To the dismay of Colombia’s government, the country’s conservative opposition called on civil resistance to a pending peace deal with leftist FARC guerrillas.
The administration of President Juan Manuel Santos has been holding formal peace talks with the FARC since late 2012, but has found consistent resistance from his predecessor, Alvaro Uribe, who now called on his supporters to peaceful dissent if and when a final deal is reached.
“We need to prepare ourselves for civil resistance,” Uribe said Monday in an interview on national television network Caracol.
The former president, a controversial hardliner, has been opposing the peace talks because in his opinion they will imminently lead to “a full impunity deal.”
Peace talks negotiators, currently negotiating the last point on the agenda, earlier agreed to a transitional justice deal that would shield convicted war criminals of prison sentence if they are deemed to fully cooperate with justice.
Colombia’s half-a-century conflict has left more than 7 million victims amid massive human rights violations by both warring parties and paramilitary groups aligned with the state.
Uribe, himself under investigation for ties to paramilitary groups, has consistently opposed the fact that war crimes allegedly committed by the FARC are treated equally as war crimes allegedly committed by the state.
Colombia’s interior minister on Tuesday rejected Uribe’s call to resistance, claiming Uribe’s comment was “sad and delirious.”
“To me it seems sad and delusional to resist peace in Colombia.”
Interior Minister Juan Fernando Cristo
According to Minister Juan Fernando Cristo, partially in charge of preparing the country for a peace deal, Uribe’s proposal is “unacceptable and inconvenient,” “deplorable” even.
Cristo almost ran out of adjectives in his rejection of the conservative opposition leader’s latest move in opposition of the talks.
“There are democratic guarantees for all and the appropriate time for this [civil resistance] is the plebiscite,” in which Colombians will be able to either reject or accept the peace deal.

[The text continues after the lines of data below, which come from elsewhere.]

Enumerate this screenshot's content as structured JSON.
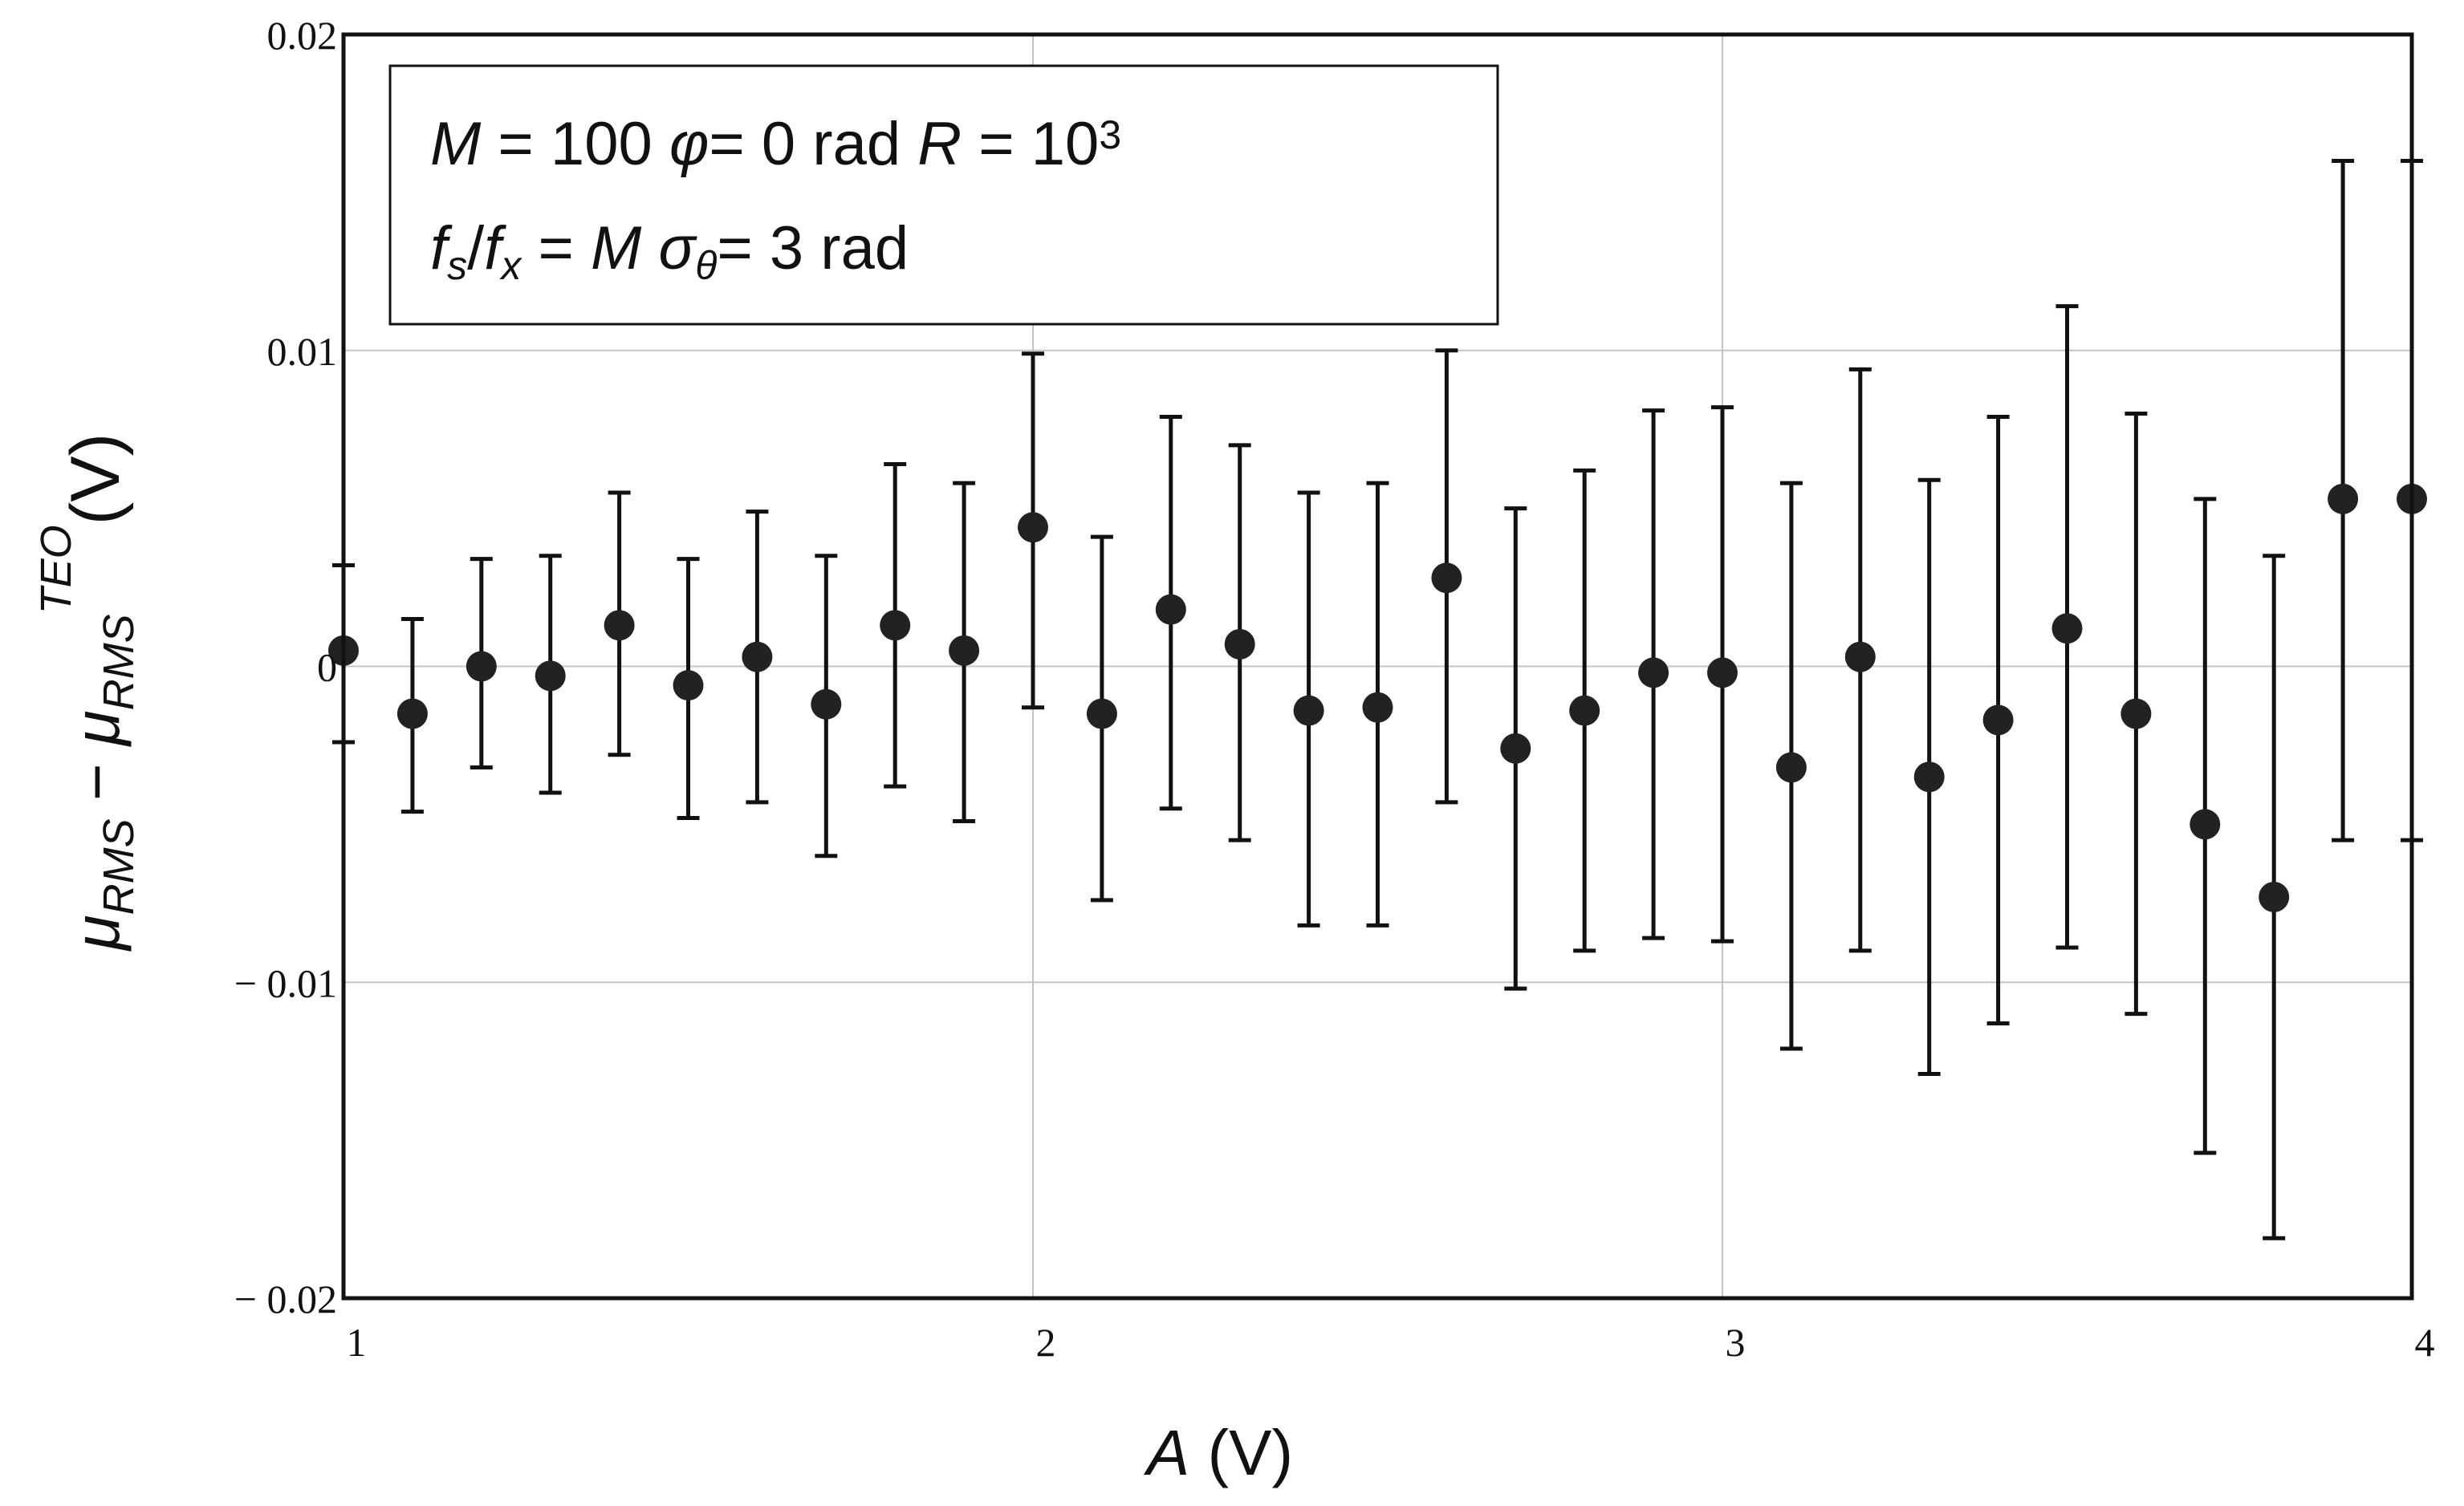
{
  "chart_data": {
    "type": "scatter",
    "xlabel": {
      "var": "A",
      "unit": " (V)"
    },
    "ylabel": {
      "mu1": "μ",
      "sub1": "RMS",
      "minus": " − ",
      "mu2": "μ",
      "sub2": "RMS",
      "sup": "TEO",
      "unit": "(V)"
    },
    "xlim": [
      1,
      4
    ],
    "ylim": [
      -0.02,
      0.02
    ],
    "x_ticks": [
      1,
      2,
      3,
      4
    ],
    "x_tick_labels": [
      "1",
      "2",
      "3",
      "4"
    ],
    "y_ticks": [
      0.02,
      0.01,
      0,
      -0.01,
      -0.02
    ],
    "y_tick_labels": [
      "0.02",
      "0.01",
      "0",
      "− 0.01",
      "− 0.02"
    ],
    "grid": true,
    "annotation": {
      "line1": [
        {
          "text": "M",
          "style": "italic"
        },
        {
          "text": " = 100  ",
          "style": "normal"
        },
        {
          "text": "φ",
          "style": "italic"
        },
        {
          "text": "= 0 rad   ",
          "style": "normal"
        },
        {
          "text": "R",
          "style": "italic"
        },
        {
          "text": " = 10",
          "style": "normal"
        },
        {
          "text": "3",
          "style": "sup"
        }
      ],
      "line2": [
        {
          "text": "f",
          "style": "italic"
        },
        {
          "text": "s",
          "style": "sub-italic"
        },
        {
          "text": "/",
          "style": "normal"
        },
        {
          "text": "f",
          "style": "italic"
        },
        {
          "text": "x",
          "style": "sub-italic"
        },
        {
          "text": " = ",
          "style": "normal"
        },
        {
          "text": "M",
          "style": "italic"
        },
        {
          "text": "  ",
          "style": "normal"
        },
        {
          "text": "σ",
          "style": "italic"
        },
        {
          "text": "θ",
          "style": "sub-italic"
        },
        {
          "text": "= 3 rad",
          "style": "normal"
        }
      ]
    },
    "series": [
      {
        "x": [
          1.0,
          1.1,
          1.2,
          1.3,
          1.4,
          1.5,
          1.6,
          1.7,
          1.8,
          1.9,
          2.0,
          2.1,
          2.2,
          2.3,
          2.4,
          2.5,
          2.6,
          2.7,
          2.8,
          2.9,
          3.0,
          3.1,
          3.2,
          3.3,
          3.4,
          3.5,
          3.6,
          3.7,
          3.8,
          3.9,
          4.0
        ],
        "y": [
          0.0005,
          -0.0015,
          0.0,
          -0.0003,
          0.0013,
          -0.0006,
          0.0003,
          -0.0012,
          0.0013,
          0.0005,
          0.0044,
          -0.0015,
          0.0018,
          0.0007,
          -0.0014,
          -0.0013,
          0.0028,
          -0.0026,
          -0.0014,
          -0.0002,
          -0.0002,
          -0.0032,
          0.0003,
          -0.0035,
          -0.0017,
          0.0012,
          -0.0015,
          -0.005,
          -0.0073,
          0.0053,
          0.0053
        ],
        "y_lower": [
          -0.0024,
          -0.0046,
          -0.0032,
          -0.004,
          -0.0028,
          -0.0048,
          -0.0043,
          -0.006,
          -0.0038,
          -0.0049,
          -0.0013,
          -0.0074,
          -0.0045,
          -0.0055,
          -0.0082,
          -0.0082,
          -0.0043,
          -0.0102,
          -0.009,
          -0.0086,
          -0.0087,
          -0.0121,
          -0.009,
          -0.0129,
          -0.0113,
          -0.0089,
          -0.011,
          -0.0154,
          -0.0181,
          -0.0055,
          -0.0055
        ],
        "y_upper": [
          0.0032,
          0.0015,
          0.0034,
          0.0035,
          0.0055,
          0.0034,
          0.0049,
          0.0035,
          0.0064,
          0.0058,
          0.0099,
          0.0041,
          0.0079,
          0.007,
          0.0055,
          0.0058,
          0.01,
          0.005,
          0.0062,
          0.0081,
          0.0082,
          0.0058,
          0.0094,
          0.0059,
          0.0079,
          0.0114,
          0.008,
          0.0053,
          0.0035,
          0.016,
          0.016
        ]
      }
    ]
  }
}
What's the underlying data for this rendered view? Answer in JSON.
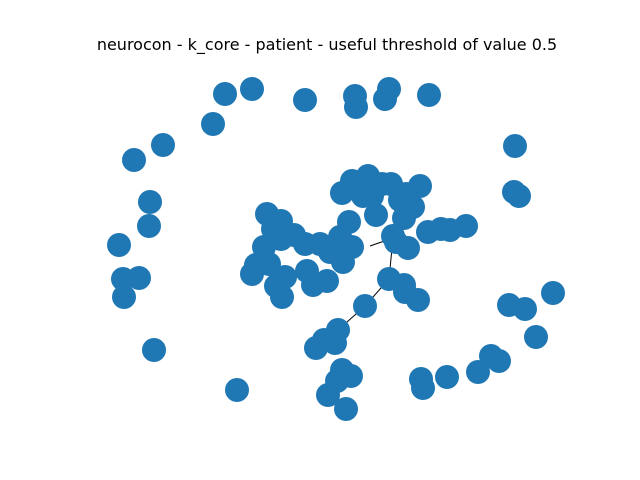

“If ‘Uribism’ wants to oppose [the deal] it will be in this instance with all guarantees,” said Cristo.
However, while the government has proposed a plebiscite that was approved by Congress, this form of public approval is too limited according to both Uribe and the FARC, who have both called for a national constituent assembly.
Meanwhile, the peace talks continue as the warring parties are yet to strike a deal on the guerrillas’ demobilization, disarmament and reintegration.